The Bank of Canada has been increasing interest rates, and Canadians are starting to wonder what this means for the real estate market. In a nutshell, higher interest rates can have both positive and negative effects on the real estate market in Canada. Let’s take a look at how these changes might affect Canadian homeowners and potential buyers.

Effect on Homeowners and Mortgage Holders

For current homeowners and mortgage holders, higher interest rates will likely mean an increase in their monthly payments if they are on a variable rate mortgage. This could make it more difficult to continue making payments on their existing mortgages or even pay off their mortgages faster.  If you are getting a new mortgage right now, I recommend going with a 1 year fixed rate.   It’s important to remember that while a rise in interest rates might seem like bad news, it isn’t necessarily a bad thing—it all depends on your personal financial situation.

Effect on Potential Buyers

Higher interest rates can also have an effect on potential buyers looking to enter the real estate market in Canada. With rising interest rates come more expensive mortgages, which could make it more difficult for some people to qualify for a mortgage keeping some buyers out of the market for buying a home or investment property.  With lower demand for real estate comes lower prices, so now may be an excellent time for those who do qualify for a mortgage to enter the market when there is little competition.  

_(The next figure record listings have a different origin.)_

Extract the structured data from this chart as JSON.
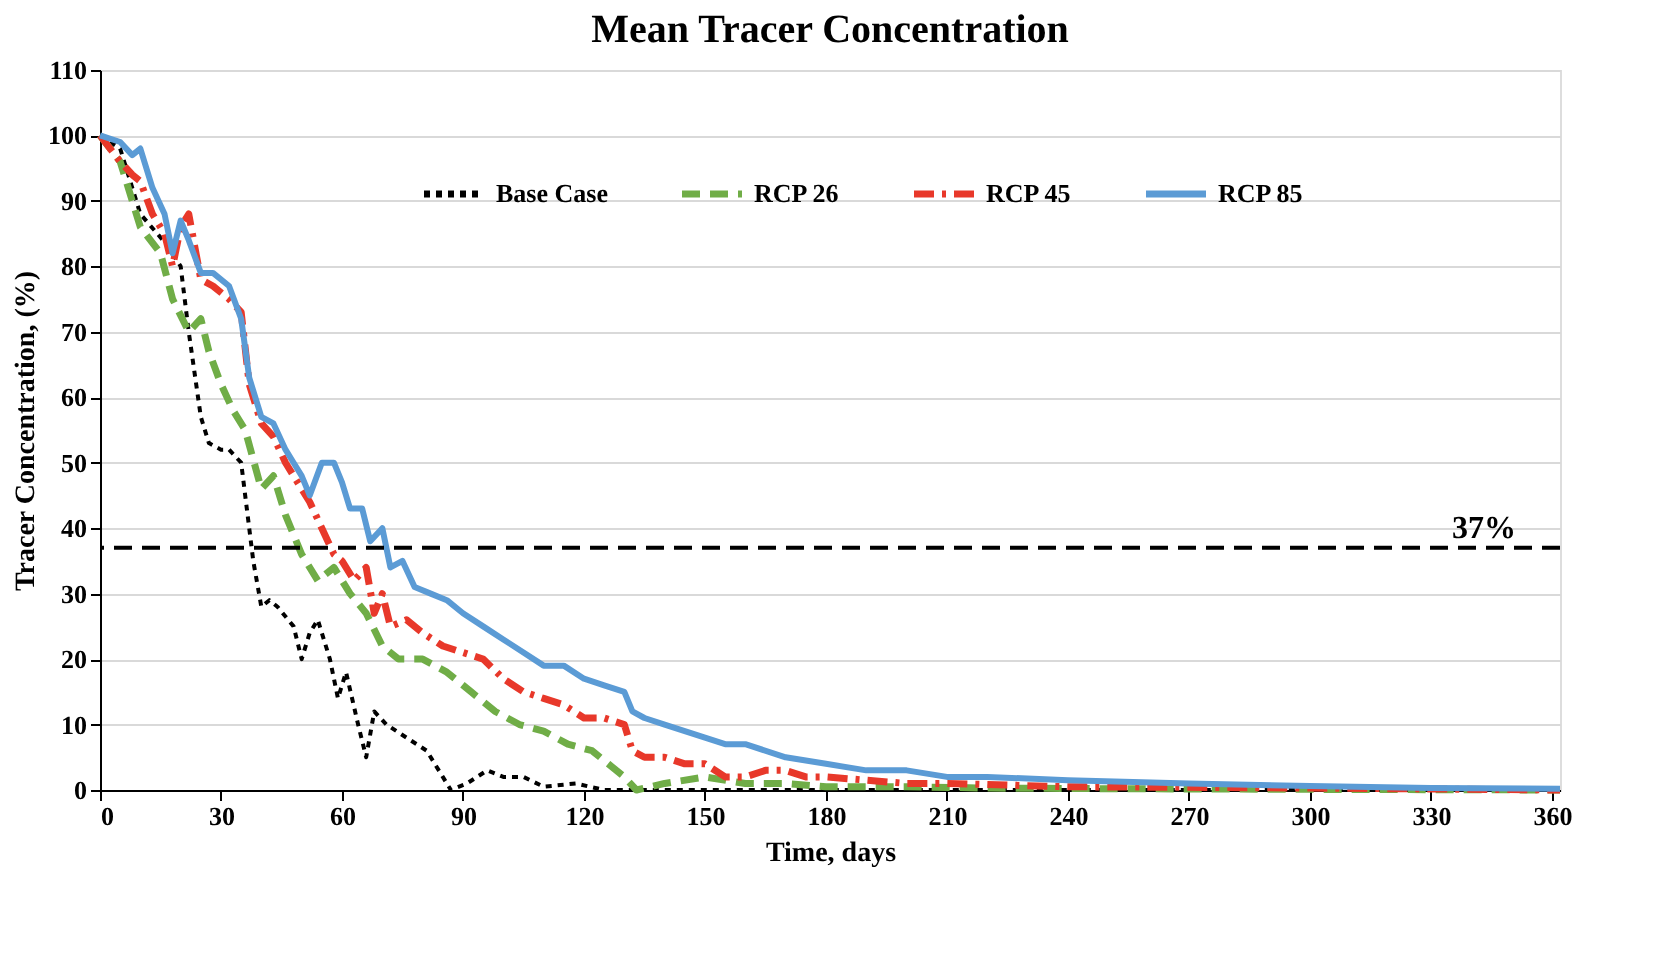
{
  "chart_data": {
    "type": "line",
    "title": "Mean Tracer Concentration",
    "xlabel": "Time, days",
    "ylabel": "Tracer Concentration, (%)",
    "xlim": [
      0,
      362
    ],
    "xticks": [
      0,
      30,
      60,
      90,
      120,
      150,
      180,
      210,
      240,
      270,
      300,
      330,
      360
    ],
    "ylim": [
      0,
      110
    ],
    "yticks": [
      0,
      10,
      20,
      30,
      40,
      50,
      60,
      70,
      80,
      90,
      100,
      110
    ],
    "grid": "y",
    "legend": "top",
    "ref_lines": [
      {
        "axis": "y",
        "value": 37,
        "label": "37%",
        "color": "#000000",
        "line_style": "dashed"
      }
    ],
    "series": [
      {
        "name": "Base Case",
        "color": "#000000",
        "line_style": "dotted",
        "x": [
          0,
          5,
          8,
          10,
          17,
          20,
          22,
          25,
          27,
          30,
          32,
          35,
          37,
          38,
          40,
          42,
          44,
          48,
          50,
          52,
          54,
          57,
          59,
          61,
          64,
          66,
          68,
          71,
          76,
          81,
          85,
          87,
          91,
          96,
          100,
          105,
          110,
          118,
          125,
          150,
          200,
          250,
          300,
          362
        ],
        "values": [
          100,
          98,
          92,
          88,
          83,
          80,
          70,
          57,
          53,
          52,
          52,
          50,
          40,
          35,
          28,
          29,
          28,
          25,
          20,
          24,
          26,
          20,
          14,
          18,
          10,
          5,
          12,
          10,
          8,
          6,
          2,
          0,
          1,
          3,
          2,
          2,
          0.5,
          1,
          0,
          0,
          0,
          0,
          0,
          0
        ]
      },
      {
        "name": "RCP 26",
        "color": "#70ad47",
        "line_style": "dashed",
        "x": [
          0,
          5,
          10,
          15,
          18,
          22,
          25,
          27,
          30,
          33,
          36,
          40,
          43,
          46,
          50,
          54,
          58,
          62,
          66,
          70,
          74,
          80,
          86,
          92,
          98,
          104,
          110,
          116,
          122,
          126,
          130,
          133,
          140,
          150,
          160,
          170,
          180,
          200,
          220,
          250,
          300,
          362
        ],
        "values": [
          100,
          96,
          86,
          82,
          75,
          70,
          72,
          67,
          62,
          58,
          55,
          46,
          48,
          42,
          36,
          32,
          34,
          30,
          27,
          22,
          20,
          20,
          18,
          15,
          12,
          10,
          9,
          7,
          6,
          4,
          2,
          0,
          1,
          2,
          1,
          1,
          0.5,
          0.5,
          0.3,
          0.2,
          0.1,
          0
        ]
      },
      {
        "name": "RCP 45",
        "color": "#e8382a",
        "line_style": "dashdot",
        "x": [
          0,
          5,
          8,
          10,
          13,
          16,
          18,
          20,
          22,
          25,
          28,
          32,
          35,
          37,
          40,
          43,
          46,
          48,
          52,
          55,
          58,
          60,
          63,
          66,
          68,
          70,
          72,
          76,
          80,
          85,
          90,
          95,
          100,
          105,
          110,
          115,
          120,
          125,
          130,
          132,
          135,
          140,
          145,
          150,
          155,
          160,
          165,
          170,
          175,
          180,
          190,
          200,
          210,
          240,
          300,
          362
        ],
        "values": [
          100,
          96,
          94,
          93,
          88,
          85,
          80,
          86,
          88,
          78,
          77,
          75,
          73,
          62,
          56,
          54,
          50,
          48,
          44,
          40,
          36,
          35,
          32,
          34,
          27,
          30,
          25,
          26,
          24,
          22,
          21,
          20,
          17,
          15,
          14,
          13,
          11,
          11,
          10,
          6,
          5,
          5,
          4,
          4,
          2,
          2,
          3,
          3,
          2,
          2,
          1.5,
          1,
          1,
          0.5,
          0.3,
          0
        ]
      },
      {
        "name": "RCP 85",
        "color": "#5b9bd5",
        "line_style": "solid",
        "x": [
          0,
          5,
          8,
          10,
          13,
          16,
          18,
          20,
          22,
          25,
          28,
          32,
          35,
          37,
          40,
          43,
          46,
          48,
          50,
          52,
          55,
          58,
          60,
          62,
          65,
          67,
          70,
          72,
          75,
          78,
          82,
          86,
          90,
          95,
          100,
          105,
          110,
          115,
          120,
          125,
          130,
          132,
          135,
          140,
          145,
          150,
          155,
          160,
          170,
          180,
          190,
          200,
          210,
          220,
          240,
          270,
          300,
          330,
          362
        ],
        "values": [
          100,
          99,
          97,
          98,
          92,
          88,
          82,
          87,
          84,
          79,
          79,
          77,
          72,
          63,
          57,
          56,
          52,
          50,
          48,
          45,
          50,
          50,
          47,
          43,
          43,
          38,
          40,
          34,
          35,
          31,
          30,
          29,
          27,
          25,
          23,
          21,
          19,
          19,
          17,
          16,
          15,
          12,
          11,
          10,
          9,
          8,
          7,
          7,
          5,
          4,
          3,
          3,
          2,
          2,
          1.5,
          1,
          0.6,
          0.3,
          0.2
        ]
      }
    ]
  }
}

Effect on Existing Properties

The effects of higher interest rates don’t just impact potential buyers; they also affect existing properties in the Canadian real estate market. For example, if demand drops due to fewer people able to purchase homes under new terms, then existing property values might go down as well. This could be good news for potential buyers who are looking for good deals but bad news for sellers who are hoping to get top dollar from their properties.


Overall, higher interest rates have both positive and negative implications when it comes to the real estate market in Canada. Current homeowners and mortgage holders need to consider how these changes might affect them financially while potential buyers should think carefully about whether now is the right time to purchase a property.  Additionally, existing property owners should hold their properties and keep an eye out for any changes in value that could result from lower demand due to increased borrowing costs. Ultimately, you must decide what is best for you when taking into account all of these factors!